· Fachbeitrag · Rentenversicherungen mit Kapitalwahlrecht
Rückwirkende Versagung der Steuerfreiheit für Altverträge soll zulässig sein
von Dipl.-Finw. StB Christian Herold, Herten/Westf.
Wer sich bei einer älteren Rentenversicherung mit Kapitalwahlrecht für die Rentenzahlung entschieden hat, konnte nach dem BFH-Urteil vom 1.7.21 (VIII R 4/18) darauf setzen, dass seine Rente zumindest vorerst steuerfrei bleibt. Mit dem JStG 2024 hat der Gesetzgeber diese positive Rechtsprechung aber rückwirkend für alle noch offenen Fälle ausgehebelt. Es stellt sich damit die Frage, ob diese Rückwirkung verfassungskonform ist.

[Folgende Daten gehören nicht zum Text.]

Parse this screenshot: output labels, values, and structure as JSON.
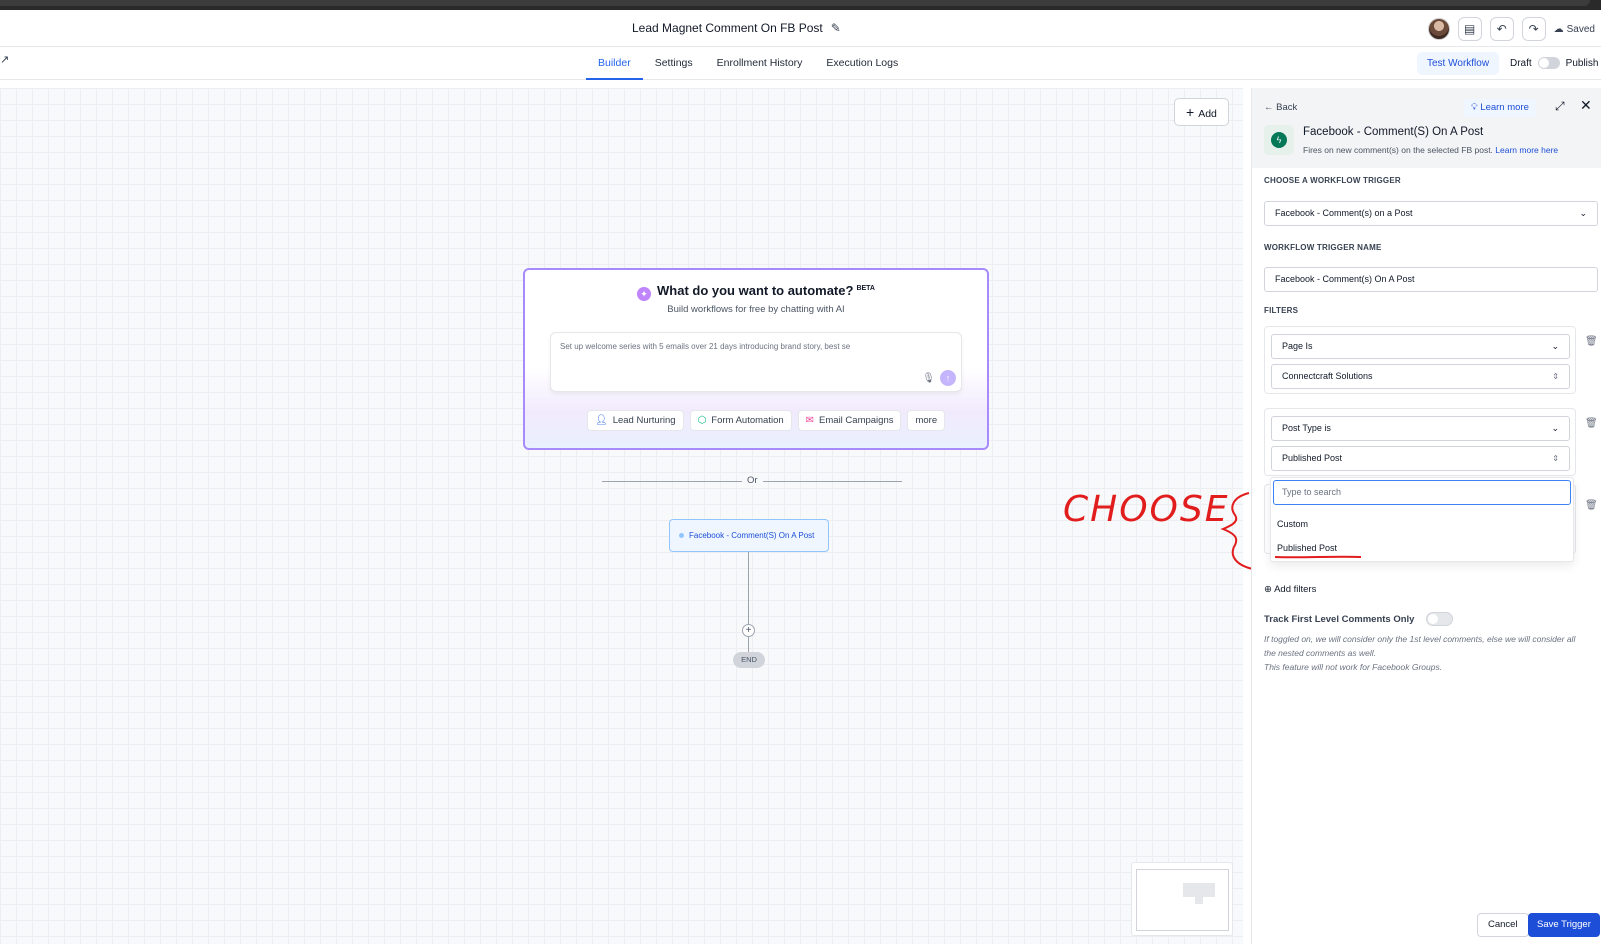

Nun hat das FG Berlin-Brandenburg entschieden, dass die Aushebelung des genannten BFH-Urteils, zulässig sein soll (Urteil vom 2.9.25, 15 K 15051/25). In die gleiche Richtung geht ein Urteil des FG Schleswig-Holstein vom 7.10.25 (4 K 151/24). In beiden Fällen wurde die Revision zugelassen, doch nur der Kläger aus Schleswig-Holstein hat diese eingelegt (VIII R 19/25).
Zum Hintergrund
Lebensversicherungen, deren Vertragsabschluss vor dem Jahr 2005 liegt, waren – und sind noch – steuerlich besonders privilegiert. Das heißt: Die Versicherungsleistung von Altverträgen ist im Erlebensfall unter gewissen Voraussetzungen komplett steuerfrei. Dies gilt nicht nur für Kapitallebensversicherungen, sondern auch für Rentenversicherungen mit Kapitalwahlrecht. Aber: Wird bei Fälligkeit das Kapitalwahlrecht nicht ausgeübt, sondern eine Rentenzahlung gewünscht, so sind diese Renten mit dem Ertragsanteil steuerpflichtig – so die Auffassung der Finanzverwaltung.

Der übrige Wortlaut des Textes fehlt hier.